Majority Leader Steny H. Hoyer, a member of the Black Maternal Health Caucus, called the Momnibus “critical” during a maternal health roundtable he hosted April 26.

Efforts to address maternal disparities are bipartisan.

Rep. Jaime Herrera Beutler R-Wash., a co-founder of the Maternity Care Caucus and author of a 2018 law to prevent maternal deaths, is also looking for solutions.

She is pushing for a bipartisan bill to improve obstetric care in rural and remote areas. She is planning to reintroduce a bill that would provide grants for supporting midwifery education that would in part prioritize increasing racial and ethnic minority representation.

Herrera Beutler and Underwood both sit on the House Appropriations Committee, which looked into the maternal crisis in March.

Underwood, although she is not on the Labor-HHS-Education Subcommittee, has said she will fight to increase funding for maternal and child services block grants, maternal health research at the National Institutes of Health and Maternal Mortality Review Committees.

White House steps

The White House also is focusing on policy efforts that could curb maternal deaths.

Black Maternal Health Week in mid-April was honored by its first-ever White House proclamation. That week, Harris — who has a long-standing interest in the issue — hosted a roundtable with domestic policy adviser Susan Rice on Black maternal health, where she emphasized a whole-of-government approach.

An aide to Harris reiterated the vice president’s record and continued focus on the issue.

“The Vice President believes that systemic racism and implicit bias, not only in the health care system, but broadly as we look at other social determinants like transportation, environment, housing, education, all contribute to a maternal mortality rate that is 2-3 times higher for black mothers than white mothers,” the official said in an email.

The White House fiscal 2022 budget request asks for $200 million to expand maternal care, decrease implicit bias and fund Maternal Mortality Review Committees, which review local death data up to one year postpartum to help the CDC make recommendations.

In April, the Department of Health and Human Services opened applications for a $12 million grant that would improve maternal care in rural communities.

Medicaid covers about 20 percent of women of reproductive age, according to the Centers for Medicare and Medicaid Services, so its policies can make a difference.

In mid-April, HHS approved the first waiver that would extend postpartum Medicaid coverage beyond 60 days up to 12 months in Illinois.
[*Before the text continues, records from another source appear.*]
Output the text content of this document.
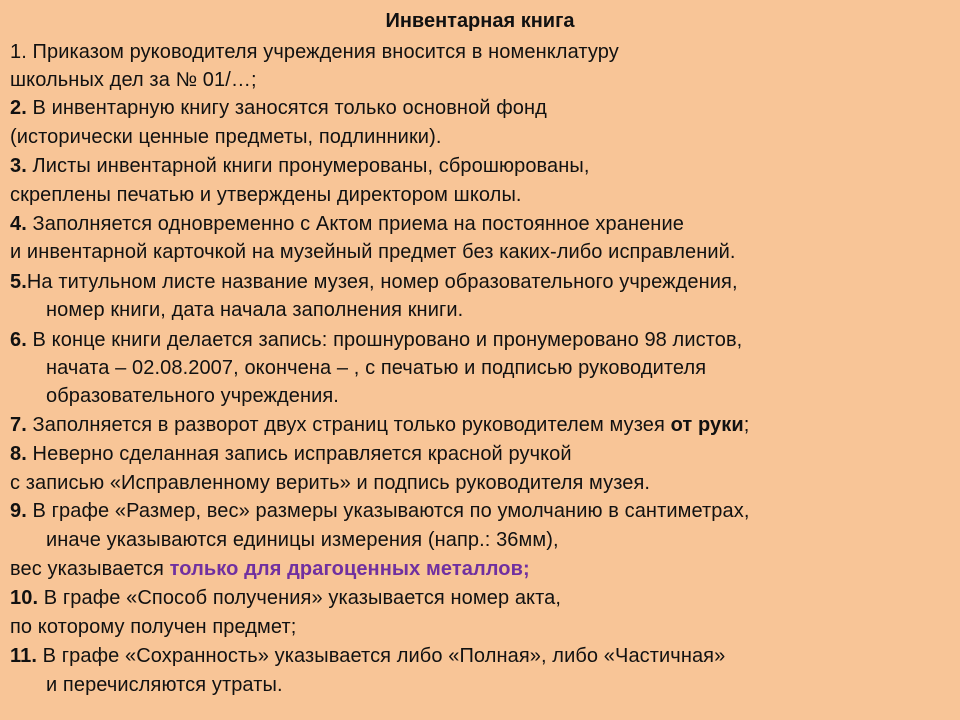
Инвентарная книга
1. Приказом руководителя учреждения вносится в номенклатуру
школьных дел за № 01/…;
2. В инвентарную книгу заносятся только основной фонд
(исторически ценные предметы, подлинники).
3. Листы инвентарной книги пронумерованы, сброшюрованы,
скреплены печатью и утверждены директором школы.
4. Заполняется одновременно с Актом приема на постоянное хранение
и инвентарной карточкой на музейный предмет без каких-либо исправлений.
5.На титульном листе название музея, номер образовательного учреждения,
номер книги, дата начала заполнения книги.
6. В конце книги делается запись: прошнуровано и пронумеровано 98 листов,
начата – 02.08.2007, окончена – , с печатью и подписью руководителя
образовательного учреждения.
7. Заполняется в разворот двух страниц только руководителем музея от руки;
8. Неверно сделанная запись исправляется красной ручкой
с записью «Исправленному верить» и подпись руководителя музея.
9. В графе «Размер, вес» размеры указываются по умолчанию в сантиметрах,
иначе указываются единицы измерения (напр.: 36мм),
вес указывается только для драгоценных металлов;
10. В графе «Способ получения» указывается номер акта,
по которому получен предмет;
11. В графе «Сохранность» указывается либо «Полная», либо «Частичная»
и перечисляются утраты.
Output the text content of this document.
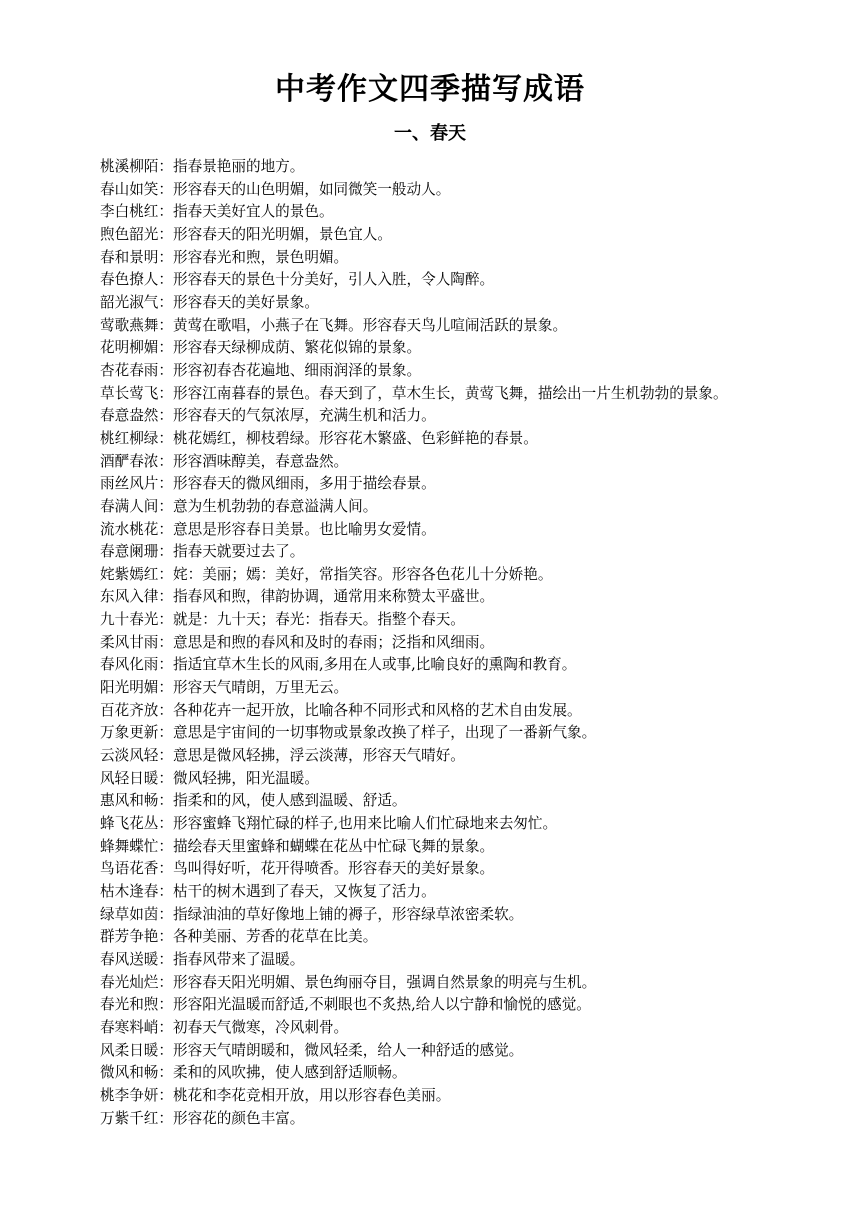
中考作文四季描写成语
一、春天
桃溪柳陌：指春景艳丽的地方。
春山如笑：形容春天的山色明媚，如同微笑一般动人。
李白桃红：指春天美好宜人的景色。
煦色韶光：形容春天的阳光明媚，景色宜人。
春和景明：形容春光和煦，景色明媚。
春色撩人：形容春天的景色十分美好，引人入胜，令人陶醉。
韶光淑气：形容春天的美好景象。
莺歌燕舞：黄莺在歌唱，小燕子在飞舞。形容春天鸟儿喧闹活跃的景象。
花明柳媚：形容春天绿柳成荫、繁花似锦的景象。
杏花春雨：形容初春杏花遍地、细雨润泽的景象。
草长莺飞：形容江南暮春的景色。春天到了，草木生长，黄莺飞舞，描绘出一片生机勃勃的景象。
春意盎然：形容春天的气氛浓厚，充满生机和活力。
桃红柳绿：桃花嫣红，柳枝碧绿。形容花木繁盛、色彩鲜艳的春景。
酒酽春浓：形容酒味醇美，春意盎然。
雨丝风片：形容春天的微风细雨，多用于描绘春景。
春满人间：意为生机勃勃的春意溢满人间。
流水桃花：意思是形容春日美景。也比喻男女爱情。
春意阑珊：指春天就要过去了。
姹紫嫣红：姹：美丽；嫣：美好，常指笑容。形容各色花儿十分娇艳。
东风入律：指春风和煦，律韵协调，通常用来称赞太平盛世。
九十春光：就是：九十天；春光：指春天。指整个春天。
柔风甘雨：意思是和煦的春风和及时的春雨；泛指和风细雨。
春风化雨：指适宜草木生长的风雨,多用在人或事,比喻良好的熏陶和教育。
阳光明媚：形容天气晴朗，万里无云。
百花齐放：各种花卉一起开放，比喻各种不同形式和风格的艺术自由发展。
万象更新：意思是宇宙间的一切事物或景象改换了样子，出现了一番新气象。
云淡风轻：意思是微风轻拂，浮云淡薄，形容天气晴好。
风轻日暖：微风轻拂，阳光温暖。
惠风和畅：指柔和的风，使人感到温暖、舒适。
蜂飞花丛：形容蜜蜂飞翔忙碌的样子,也用来比喻人们忙碌地来去匆忙。
蜂舞蝶忙：描绘春天里蜜蜂和蝴蝶在花丛中忙碌飞舞的景象。
鸟语花香：鸟叫得好听，花开得喷香。形容春天的美好景象。
枯木逢春：枯干的树木遇到了春天，又恢复了活力。
绿草如茵：指绿油油的草好像地上铺的褥子，形容绿草浓密柔软。
群芳争艳：各种美丽、芳香的花草在比美。
春风送暖：指春风带来了温暖。
春光灿烂：形容春天阳光明媚、景色绚丽夺目，强调自然景象的明亮与生机。
春光和煦：形容阳光温暖而舒适,不刺眼也不炙热,给人以宁静和愉悦的感觉。
春寒料峭：初春天气微寒，冷风刺骨。
风柔日暖：形容天气晴朗暖和，微风轻柔，给人一种舒适的感觉。
微风和畅：柔和的风吹拂，使人感到舒适顺畅。
桃李争妍：桃花和李花竞相开放，用以形容春色美丽。
万紫千红：形容花的颜色丰富。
Since then, Georgia and Missouri had similar waivers approved.

On April 27, 15 health organizations wrote to CMS Acting Administrator Elizabeth Richter, asking her to work with additional states to apply for the postpartum waiver and to issue guidance to states on how to take advantage of the new policy.

HHS Secretary Xavier Becerra has said several states already expressed interest.

“We want states to join in. We want them to come on board,” he said at a recent HHS event. “I hope that we begin to see states not only express interest but also submit their proposal on how to do this.”